I am trying to parse alinks from the main body ( <article>) of a blog post. I adapted what I found on FPComplete , but nothing was printed. (The code does not work, as far as I can see, how to run it in the online IDE, and for the purpose of Bing, it also does not create links.)
In GHCI, I can mimic the first line of parseAF, and this gives me a large entry that I think is correct.
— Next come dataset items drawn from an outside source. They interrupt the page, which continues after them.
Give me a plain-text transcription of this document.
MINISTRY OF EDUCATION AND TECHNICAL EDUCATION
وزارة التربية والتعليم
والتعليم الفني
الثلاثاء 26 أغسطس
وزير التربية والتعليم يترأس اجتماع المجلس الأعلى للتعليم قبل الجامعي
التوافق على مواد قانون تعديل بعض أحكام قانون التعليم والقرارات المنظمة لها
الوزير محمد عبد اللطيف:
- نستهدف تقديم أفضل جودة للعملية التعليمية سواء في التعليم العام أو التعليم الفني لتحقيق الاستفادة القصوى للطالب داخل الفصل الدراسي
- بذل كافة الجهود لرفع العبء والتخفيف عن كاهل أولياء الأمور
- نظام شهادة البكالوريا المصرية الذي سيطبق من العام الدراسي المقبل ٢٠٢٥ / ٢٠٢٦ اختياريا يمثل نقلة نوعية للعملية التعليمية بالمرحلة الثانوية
But cursor $// findNodes &| extractDatareturns[]
I tried regex, but didn't like it, trying to find such a long piece of text.
Can anyone help?
{-
module HtmlParser where
import Network.HTTP.Conduit (simpleHttp)
import Prelude hiding (concat, putStrLn)
import Data.Text (concat)
import Data.Text.IO (putStrLn)
import Text.HTML.DOM (parseLBS)
import Text.XML.Cursor (Cursor, attribute, element, fromDocument, ($//), (&//), (&/), (&|))
-- The URL we're going to search
url = "http://www.amsterdamfoodie.nl/2015/wine-beer-food-restaurants-troost/"
-- The data we're going to search for
findNodes :: Cursor -> [Cursor]
findNodes = element "article" &/ element "a"
-- Extract the data from each node in turn
extractData = concat . attribute "href"
cursorFor :: String -> IO Cursor
cursorFor u = do
page <- simpleHttp u
return $ fromDocument $ parseLBS page
-- Process the list of data elements
processData = mapM_ putStrLn
-- main = do
parseAF :: IO ()
parseAF = do
cursor <- cursorFor url
processData $ cursor $// findNodes &| extractData
. , element "article". element "p", , p article, . ....!!